Findings that link sleep deficiencies to social factors signal a need for a more sophisticated public health approach to promoting healthy sleep, sleep researchers believe. "We have to understand the social and environmental context of health behaviors before we can intervene on them," Grandner says. For some people, simple changes to "sleep hygiene" can go a long way toward ensuring a good night's sleep. But it would be naïve to believe that across the board, simply educating people about the importance of healthy sleep habits — avoiding caffeine late at night, having a consistent bedtime routine, eschewing the seductive blue light of the laptop late at night — will be sufficient to correct endemic problems that lead to insufficient sleep.

Strength in sleep

"I'll sleep when I'm dead."

You've no doubt heard it said, and possibly even said it yourself. You were joking, and projecting a certain brio, the notion that sleep is a luxury.

Buxton doesn't see the humor, and he has a quick retort. "If you want [death] to come sooner," he responds. Sleep, he argues, can be an incredibly strong indication "of things going well or things going wrong."

Even as the causes and consequences of insufficient sleep become better understood, developing and implementing behavioral interventions to improve sleep are likely to be major challenges. Grandner speculates that doing so will require a community-based behavioral strategy, similar to campaigns used to improve diets and promote regular exercise.
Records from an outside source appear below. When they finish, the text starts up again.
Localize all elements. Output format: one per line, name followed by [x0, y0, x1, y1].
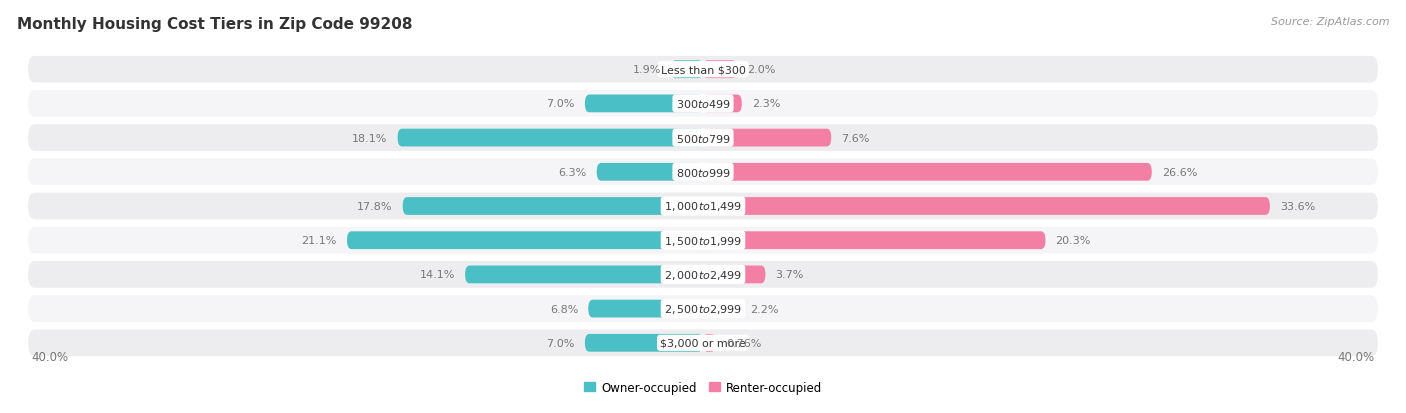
- Text: 21.1%: 21.1%: [301, 236, 337, 246]
- Legend: Owner-occupied, Renter-occupied: Owner-occupied, Renter-occupied: [579, 376, 827, 399]
- Text: 18.1%: 18.1%: [352, 133, 388, 143]
- Text: 14.1%: 14.1%: [419, 270, 456, 280]
- Text: 3.7%: 3.7%: [776, 270, 804, 280]
- Text: Source: ZipAtlas.com: Source: ZipAtlas.com: [1271, 17, 1389, 26]
- FancyBboxPatch shape: [588, 300, 703, 318]
- FancyBboxPatch shape: [28, 261, 1378, 288]
- FancyBboxPatch shape: [28, 57, 1378, 83]
- Text: $2,000 to $2,499: $2,000 to $2,499: [664, 268, 742, 281]
- Text: 20.3%: 20.3%: [1056, 236, 1091, 246]
- FancyBboxPatch shape: [398, 129, 703, 147]
- Text: 2.0%: 2.0%: [747, 65, 775, 75]
- Text: $1,000 to $1,499: $1,000 to $1,499: [664, 200, 742, 213]
- Text: 17.8%: 17.8%: [357, 202, 392, 211]
- FancyBboxPatch shape: [703, 61, 737, 79]
- Text: 6.8%: 6.8%: [550, 304, 578, 314]
- FancyBboxPatch shape: [585, 334, 703, 352]
- FancyBboxPatch shape: [703, 232, 1046, 249]
- FancyBboxPatch shape: [703, 198, 1270, 215]
- Text: 7.0%: 7.0%: [547, 338, 575, 348]
- Text: Less than $300: Less than $300: [661, 65, 745, 75]
- Text: 7.0%: 7.0%: [547, 99, 575, 109]
- Text: Monthly Housing Cost Tiers in Zip Code 99208: Monthly Housing Cost Tiers in Zip Code 9…: [17, 17, 412, 31]
- FancyBboxPatch shape: [28, 193, 1378, 220]
- FancyBboxPatch shape: [28, 125, 1378, 152]
- FancyBboxPatch shape: [28, 159, 1378, 186]
- Text: 6.3%: 6.3%: [558, 167, 586, 177]
- FancyBboxPatch shape: [28, 227, 1378, 254]
- Text: $500 to $799: $500 to $799: [675, 132, 731, 144]
- Text: $300 to $499: $300 to $499: [675, 98, 731, 110]
- FancyBboxPatch shape: [671, 61, 703, 79]
- Text: 7.6%: 7.6%: [841, 133, 870, 143]
- FancyBboxPatch shape: [703, 266, 765, 284]
- Text: $2,500 to $2,999: $2,500 to $2,999: [664, 302, 742, 316]
- FancyBboxPatch shape: [703, 95, 742, 113]
- Text: $1,500 to $1,999: $1,500 to $1,999: [664, 234, 742, 247]
- Text: $3,000 or more: $3,000 or more: [661, 338, 745, 348]
- FancyBboxPatch shape: [585, 95, 703, 113]
- Text: 26.6%: 26.6%: [1161, 167, 1198, 177]
- FancyBboxPatch shape: [347, 232, 703, 249]
- FancyBboxPatch shape: [596, 164, 703, 181]
- FancyBboxPatch shape: [402, 198, 703, 215]
- Text: 2.3%: 2.3%: [752, 99, 780, 109]
- Text: $800 to $999: $800 to $999: [675, 166, 731, 178]
- FancyBboxPatch shape: [703, 164, 1152, 181]
- FancyBboxPatch shape: [703, 129, 831, 147]
- FancyBboxPatch shape: [703, 334, 716, 352]
- FancyBboxPatch shape: [28, 296, 1378, 322]
- FancyBboxPatch shape: [28, 91, 1378, 117]
- Text: 40.0%: 40.0%: [1337, 350, 1375, 363]
- Text: 0.76%: 0.76%: [725, 338, 761, 348]
- FancyBboxPatch shape: [28, 330, 1378, 356]
- Text: 1.9%: 1.9%: [633, 65, 661, 75]
- FancyBboxPatch shape: [703, 300, 740, 318]
- Text: 2.2%: 2.2%: [751, 304, 779, 314]
- Text: 40.0%: 40.0%: [31, 350, 69, 363]
- Text: 33.6%: 33.6%: [1279, 202, 1315, 211]
- FancyBboxPatch shape: [465, 266, 703, 284]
Can we change health at a societal level by changing sleep patterns?

"I think it's possible," Hale says. "Do I think it's easy? No." But she does think it's important to try to tackle the deteriorating length and quality of sleep wrought by new devices, new media and new societal pressures. Recently, she came across a disturbing video in which a motivational speaker tells teens, "If you're going to be successful, you've got to be willing to give up sleep. … You've got to be willing to work off of three hours of sleep, two hours … because if you go to sleep, you might miss the opportunity to be successful."

"I hate the ethos that sleep is for the weak," she says. "That's very shortsighted, and the wrong message to be sending adolescents. In the long run, everybody is better off if they go to bed at a reasonable hour."

Siri Carpenter, PhD, is a writer in Madison, Wis.